Lo zucchero in gravidanza: tutto ciò che devi sapere

da | Dic 16, 2018 | Gravidanza | 0 commenti

IN questo articolo voglio parlarti del nemico numero 1 della gravidanza, lo zucchero. Un eccessivo consumo di zucchero non solo fa salire la lancetta sulla bilancia e rende difficile perde chili accumulati in eccesso dopo la gravidanza, però è anche associato agli altri disturbi che direttamente riguardano il tuo bambino.

Sei pronta? Si comincia!

Se continuerai a leggere, ti indicherò chiaramente una volta per tutte le fonti di zucchero “buono” e “cattivo”, un metodo facile e pratico di conoscere la quantità dello zucchero negli alimenti e come il suo consumo in gravidanza influisce sulla salute del tuo bambino già nell’utero 

Partiamo dal concetto di carboidrati. Cosa sono? E’ lunga catena di zuccheri uniti assieme. Tutti gli zuccheri, per poter essere utilizzati dal nostro organismo, devono essere scomposti durante la digestione in forma di glucosio. Una volta il glucosio arriva nel sangue, i livelli di zucchero aumentano

In effetti  i carboidrati sono gli UNICI macronutrienti che significamente aumentano lo zucchero nel sangue

I carboidrati si trovano in diversi alimenti, sia sani che dannosi. Sono molto concentrai nei cereali, tubercoli (es.patate), frutta, legumi ed alcuni prodotti lattei Molte donne credono che sia importante monitorare il consumo di zuccheri in gravidanza solo quando si è a rischio della diabete gestazionale  (è una condizione caratterizzata da valori di glicemia oltre la norma, suggestivi di diagnosi di diabete, che si instaura durante la gravidanza in donne che, prima di essa, non erano diabetiche).
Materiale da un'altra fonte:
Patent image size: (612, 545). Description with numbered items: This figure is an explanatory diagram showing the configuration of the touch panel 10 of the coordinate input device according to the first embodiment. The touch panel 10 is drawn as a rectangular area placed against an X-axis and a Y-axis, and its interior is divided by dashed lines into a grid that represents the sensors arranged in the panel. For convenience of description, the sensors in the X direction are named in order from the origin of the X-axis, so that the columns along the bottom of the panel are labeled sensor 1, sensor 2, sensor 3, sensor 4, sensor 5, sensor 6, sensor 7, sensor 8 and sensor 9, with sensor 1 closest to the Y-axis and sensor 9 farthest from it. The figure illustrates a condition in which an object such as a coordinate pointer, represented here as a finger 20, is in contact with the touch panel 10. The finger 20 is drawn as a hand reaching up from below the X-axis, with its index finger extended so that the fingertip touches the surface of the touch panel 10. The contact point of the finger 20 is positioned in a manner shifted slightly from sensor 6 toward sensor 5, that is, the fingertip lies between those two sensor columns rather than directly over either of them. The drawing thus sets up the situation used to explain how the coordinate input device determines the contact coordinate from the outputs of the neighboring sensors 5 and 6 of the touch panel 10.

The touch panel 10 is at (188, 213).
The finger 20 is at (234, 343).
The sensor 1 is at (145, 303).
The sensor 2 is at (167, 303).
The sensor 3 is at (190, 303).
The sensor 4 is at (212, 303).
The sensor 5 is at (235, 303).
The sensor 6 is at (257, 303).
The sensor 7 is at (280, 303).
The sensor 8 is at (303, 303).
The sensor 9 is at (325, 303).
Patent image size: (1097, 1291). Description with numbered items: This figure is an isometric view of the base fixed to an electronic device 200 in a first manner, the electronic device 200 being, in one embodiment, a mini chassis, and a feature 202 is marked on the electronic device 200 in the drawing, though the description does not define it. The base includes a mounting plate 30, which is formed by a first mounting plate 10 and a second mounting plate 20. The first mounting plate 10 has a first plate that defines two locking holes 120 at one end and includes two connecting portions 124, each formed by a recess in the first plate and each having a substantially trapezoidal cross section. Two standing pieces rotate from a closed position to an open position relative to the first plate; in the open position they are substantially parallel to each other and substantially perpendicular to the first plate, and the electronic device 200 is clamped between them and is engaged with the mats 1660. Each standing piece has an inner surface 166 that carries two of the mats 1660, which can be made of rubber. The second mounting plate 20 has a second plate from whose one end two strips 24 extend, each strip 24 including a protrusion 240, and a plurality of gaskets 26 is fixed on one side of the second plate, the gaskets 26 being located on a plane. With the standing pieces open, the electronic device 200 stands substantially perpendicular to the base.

Però le ricerche mostrano che anche solo il lieve aumento di zucchero nel sangue in gravidanza aumenta significamene il rischio di difetti congeniti del cuore. In un altro studio alti livelli di insulina ( ormona che si escreta in risposta ai elevati livelli del zucchero nel sangue) nelle prime fasi di gravidanza erano collegati ai maggiori rischi dei defetti del tubo neurale. Questo può spaventare considerando che la maggioranza di noi non ha nessuna idea sui livelli di zucchero nel sangue o insulina. Spesso le persone si trovano nella condizione di prediabete o diabete senza rendersene conto.

Per questa ragione credo che tutte le donne dovrebbero mostrarsi proattive nella gestione dei livelli di zucchero nel sangue durante la gravidanza e capire la sua relazione con cibo.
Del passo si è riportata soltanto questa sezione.